We meet the owner of the only bar in Timbuktu, the son of a mixed marriage between a Malian mother and a French soldier. It was this ancestry that saved his life on the day that the Jihadists took over the city. Everyone in Timbuktu has two identities. The local journalist who had to run propaganda for the occupiers to stay alive. The young women who were abused by the Jihadists, but then came back to celebrate and dance to a song that praises the ideals of their abusers.

Timbuktu it seems remains a dangerous city in the grips of an identity crisis.

 

Episode 3 – Niger: Stuck in the Middle

For centuries, the frontier desert-city of Agadez was the starting point for travellers crossing the Sahara; the hub between West Africa and the Mediterranean, but the European migration panic has had a huge impact on Agadez. Under pressure from Brussels and in receipt of substantial payments, the government of Niger has adopted a law prohibiting the transport of migrants.

The law has left over 6000 smugglers unemployed. Their cars have been confiscated, many have been arrested, and most of the migrants in Agadez have been sent back to neighbouring countries of Algeria and Libya.
Today, Agadez is an angry city. The EU had promised alternative employment, but of the 6000 candidates, only 200 jobs materialised. The former smugglers blame their own bureaucrats who charged fees to assist them in filling in forms, but then sat back and did nothing.

Some of the smugglers have moved to the goldmines in the Sahara, indescribably difficult work in the 45 degree heat, and a far cry from their lucrative former employment.

There is a volatile atmosphere in the streets of Agadez. Monday always used to be the day of departure for the smugglers. Can it be that the smugglers of Agadez have found a new way to circumvent the wishes to Europe and the blockades?

Freedom is a Big Word: After Guantanamo

Guantánamo Bay, and then what? After 13 years, a 38-year-old Palestinian named Muhammad is released from the notorious detention camp, where he was starved, tortured and humiliated. He gets the chance to start a new life in Uruguay, where he’ll get a home and welfare money. He has two years, then he’ll be on his own.

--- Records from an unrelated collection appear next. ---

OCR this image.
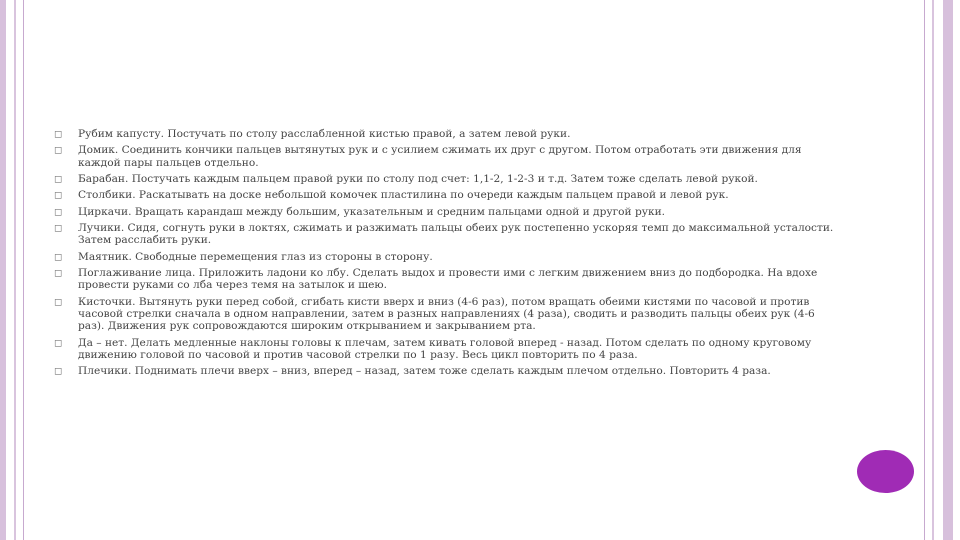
◻ Рубим капусту. Постучать по столу расслабленной кистью правой, а затем левой руки.
◻ Домик. Соединить кончики пальцев вытянутых рук и с усилием сжимать их друг с другом. Потом отработать эти движения для каждой пары пальцев отдельно.
◻ Барабан. Постучать каждым пальцем правой руки по столу под счет: 1,1-2, 1-2-3 и т.д. Затем тоже сделать левой рукой.
◻ Столбики. Раскатывать на доске небольшой комочек пластилина по очереди каждым пальцем правой и левой рук.
◻ Циркачи. Вращать карандаш между большим, указательным и средним пальцами одной и другой руки.
◻ Лучики. Сидя, согнуть руки в локтях, сжимать и разжимать пальцы обеих рук постепенно ускоряя темп до максимальной усталости. Затем расслабить руки.
◻ Маятник. Свободные перемещения глаз из стороны в сторону.
◻ Поглаживание лица. Приложить ладони ко лбу. Сделать выдох и провести ими с легким движением вниз до подбородка. На вдохе провести руками со лба через темя на затылок и шею.
◻ Кисточки. Вытянуть руки перед собой, сгибать кисти вверх и вниз (4-6 раз), потом вращать обеими кистями по часовой и против часовой стрелки сначала в одном направлении, затем в разных направлениях (4 раза), сводить и разводить пальцы обеих рук (4-6 раз). Движения рук сопровождаются широким открыванием и закрыванием рта.
◻ Да – нет. Делать медленные наклоны головы к плечам, затем кивать головой вперед - назад. Потом сделать по одному круговому движению головой по часовой и против часовой стрелки по 1 разу. Весь цикл повторить по 4 раза.
◻ Плечики. Поднимать плечи вверх – вниз, вперед – назад, затем тоже сделать каждым плечом отдельно. Повторить 4 раза.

We follow Muhammad, a calm and very devout man, as he goes about his daily life, starting with his arrival in his new homeland and continuing until the end of the two years. He studies Spanish, learns to drive, prays, takes courses, calls his mother, and together with his Uruguayan wife looks for clothes for the baby they’re expecting. He’s resigned as he grapples with the local bureaucracy, but his eyes speak volumes.

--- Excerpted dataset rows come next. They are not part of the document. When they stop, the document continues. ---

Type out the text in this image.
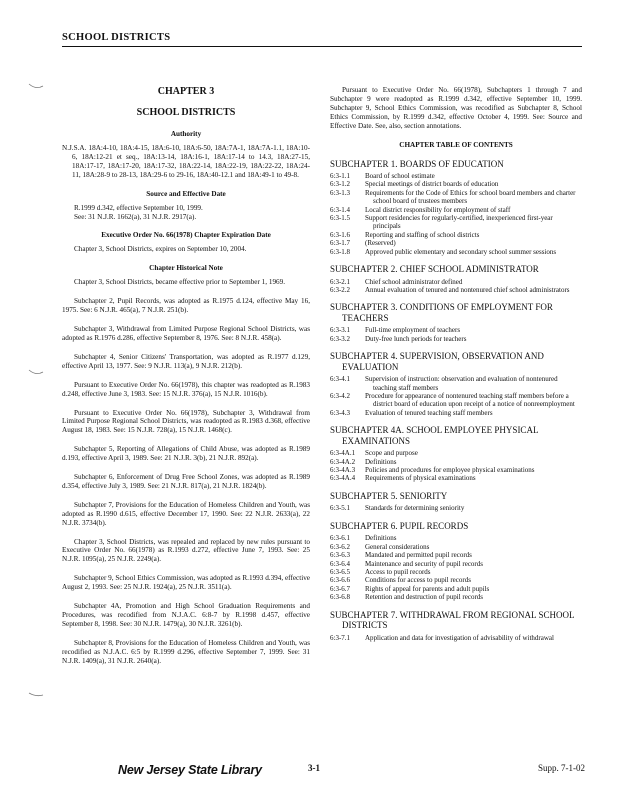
SCHOOL DISTRICTS
CHAPTER 3
SCHOOL DISTRICTS
Authority

N.J.S.A. 18A:4-10, 18A:4-15, 18A:6-10, 18A:6-50, 18A:7A-1, 18A:7A-1.1, 18A:10-6, 18A:12-21 et seq., 18A:13-14, 18A:16-1, 18A:17-14 to 14.3, 18A:27-15, 18A:17-17, 18A:17-20, 18A:17-32, 18A:22-14, 18A:22-19, 18A:22-22, 18A:24-11, 18A:28-9 to 28-13, 18A:29-6 to 29-16, 18A:40-12.1 and 18A:49-1 to 49-8.

Source and Effective Date

R.1999 d.342, effective September 10, 1999.

See: 31 N.J.R. 1662(a), 31 N.J.R. 2917(a).

Executive Order No. 66(1978) Chapter Expiration Date

Chapter 3, School Districts, expires on September 10, 2004.

Chapter Historical Note

Chapter 3, School Districts, became effective prior to September 1, 1969.

Subchapter 2, Pupil Records, was adopted as R.1975 d.124, effective May 16, 1975. See: 6 N.J.R. 465(a), 7 N.J.R. 251(b).

Subchapter 3, Withdrawal from Limited Purpose Regional School Districts, was adopted as R.1976 d.286, effective September 8, 1976. See: 8 N.J.R. 458(a).

Subchapter 4, Senior Citizens' Transportation, was adopted as R.1977 d.129, effective April 13, 1977. See: 9 N.J.R. 113(a), 9 N.J.R. 212(b).

Pursuant to Executive Order No. 66(1978), this chapter was readopted as R.1983 d.248, effective June 3, 1983. See: 15 N.J.R. 376(a), 15 N.J.R. 1016(b).

Pursuant to Executive Order No. 66(1978), Subchapter 3, Withdrawal from Limited Purpose Regional School Districts, was readopted as R.1983 d.368, effective August 18, 1983. See: 15 N.J.R. 728(a), 15 N.J.R. 1468(c).

Subchapter 5, Reporting of Allegations of Child Abuse, was adopted as R.1989 d.193, effective April 3, 1989. See: 21 N.J.R. 3(b), 21 N.J.R. 892(a).

Subchapter 6, Enforcement of Drug Free School Zones, was adopted as R.1989 d.354, effective July 3, 1989. See: 21 N.J.R. 817(a), 21 N.J.R. 1824(b).

Subchapter 7, Provisions for the Education of Homeless Children and Youth, was adopted as R.1990 d.615, effective December 17, 1990. See: 22 N.J.R. 2633(a), 22 N.J.R. 3734(b).

Chapter 3, School Districts, was repealed and replaced by new rules pursuant to Executive Order No. 66(1978) as R.1993 d.272, effective June 7, 1993. See: 25 N.J.R. 1095(a), 25 N.J.R. 2249(a).

Subchapter 9, School Ethics Commission, was adopted as R.1993 d.394, effective August 2, 1993. See: 25 N.J.R. 1924(a), 25 N.J.R. 3511(a).

Subchapter 4A, Promotion and High School Graduation Requirements and Procedures, was recodified from N.J.A.C. 6:8-7 by R.1998 d.457, effective September 8, 1998. See: 30 N.J.R. 1479(a), 30 N.J.R. 3261(b).

Subchapter 8, Provisions for the Education of Homeless Children and Youth, was recodified as N.J.A.C. 6:5 by R.1999 d.296, effective September 7, 1999. See: 31 N.J.R. 1409(a), 31 N.J.R. 2640(a).

Pursuant to Executive Order No. 66(1978), Subchapters 1 through 7 and Subchapter 9 were readopted as R.1999 d.342, effective September 10, 1999. Subchapter 9, School Ethics Commission, was recodified as Subchapter 8, School Ethics Commission, by R.1999 d.342, effective October 4, 1999. See: Source and Effective Date. See, also, section annotations.

CHAPTER TABLE OF CONTENTS
SUBCHAPTER 1. BOARDS OF EDUCATION
6:3-1.1	Board of school estimate
6:3-1.2	Special meetings of district boards of education
6:3-1.3	Requirements for the Code of Ethics for school board members and charter school board of trustees members
6:3-1.4	Local district responsibility for employment of staff
6:3-1.5	Support residencies for regularly-certified, inexperienced first-year principals
6:3-1.6	Reporting and staffing of school districts
6:3-1.7	(Reserved)
6:3-1.8	Approved public elementary and secondary school summer sessions
SUBCHAPTER 2. CHIEF SCHOOL ADMINISTRATOR
6:3-2.1	Chief school administrator defined
6:3-2.2	Annual evaluation of tenured and nontenured chief school administrators
SUBCHAPTER 3. CONDITIONS OF EMPLOYMENT FOR TEACHERS
6:3-3.1	Full-time employment of teachers
6:3-3.2	Duty-free lunch periods for teachers
SUBCHAPTER 4. SUPERVISION, OBSERVATION AND EVALUATION
6:3-4.1	Supervision of instruction: observation and evaluation of nontenured teaching staff members
6:3-4.2	Procedure for appearance of nontenured teaching staff members before a district board of education upon receipt of a notice of nonreemployment
6:3-4.3	Evaluation of tenured teaching staff members
SUBCHAPTER 4A. SCHOOL EMPLOYEE PHYSICAL EXAMINATIONS
6:3-4A.1	Scope and purpose
6:3-4A.2	Definitions
6:3-4A.3	Policies and procedures for employee physical examinations
6:3-4A.4	Requirements of physical examinations
SUBCHAPTER 5. SENIORITY
6:3-5.1	Standards for determining seniority
SUBCHAPTER 6. PUPIL RECORDS
6:3-6.1	Definitions
6:3-6.2	General considerations
6:3-6.3	Mandated and permitted pupil records
6:3-6.4	Maintenance and security of pupil records
6:3-6.5	Access to pupil records
6:3-6.6	Conditions for access to pupil records
6:3-6.7	Rights of appeal for parents and adult pupils
6:3-6.8	Retention and destruction of pupil records
SUBCHAPTER 7. WITHDRAWAL FROM REGIONAL SCHOOL DISTRICTS
6:3-7.1	Application and data for investigation of advisability of withdrawal
New Jersey State Library	3-1	Supp. 7-1-02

At well-timed moments, we hear him talking in voice-over about his traumatic experiences in Guantánamo. Most of all, we see him looking for work, but who will take him on?

Freedom Is a Big Word shows how goodwill can descend into a sense of impotence in this confrontation with reality.

Broken Harmony: China’s Dissidents

Broken Harmony: China’s Dissidents tells the story of Hua Ze, an ordinary Chinese citizen for whom a discovery of corruption led her into a hidden world of dissidents, citizen journalism, police harassment and kidnappings.

Once a mild mannered TV director, Hua Ze discovered that an old friend reporting on alleged corruption after the Sichuan earthquake had disappeared, along with any mention of him online. Following a trail of leads over the great internet fire wall of China, she discovers not just the fate of her friend, but the truth behind Sichuan’s fatal building code violations, a jaw-dropping array of human rights abuses across China and comes to the realization that the entire internet in China is a state controlled fiction.

Hua’s awakening takes her into a new world of dissidents, journalists and human rights lawyers. As she begins her own reporting, pressure from the government is swift, and her world is turned upside down. She is forced out of her job and placed under surveillance. One by one, her new friends are arrested or detained. Phones are tapped and secretive threats and warnings are made. But Hua cannot turn a blind eye to the corruption and she pays the price.

When ordinary Chinese citizens go to extraordinary lengths to fight human rights abuses, the risks are enormous, even life-threatening. Broken Harmony reveals Hua’s courageous acts and willingness to lose everything to fight for justice and the rule of law.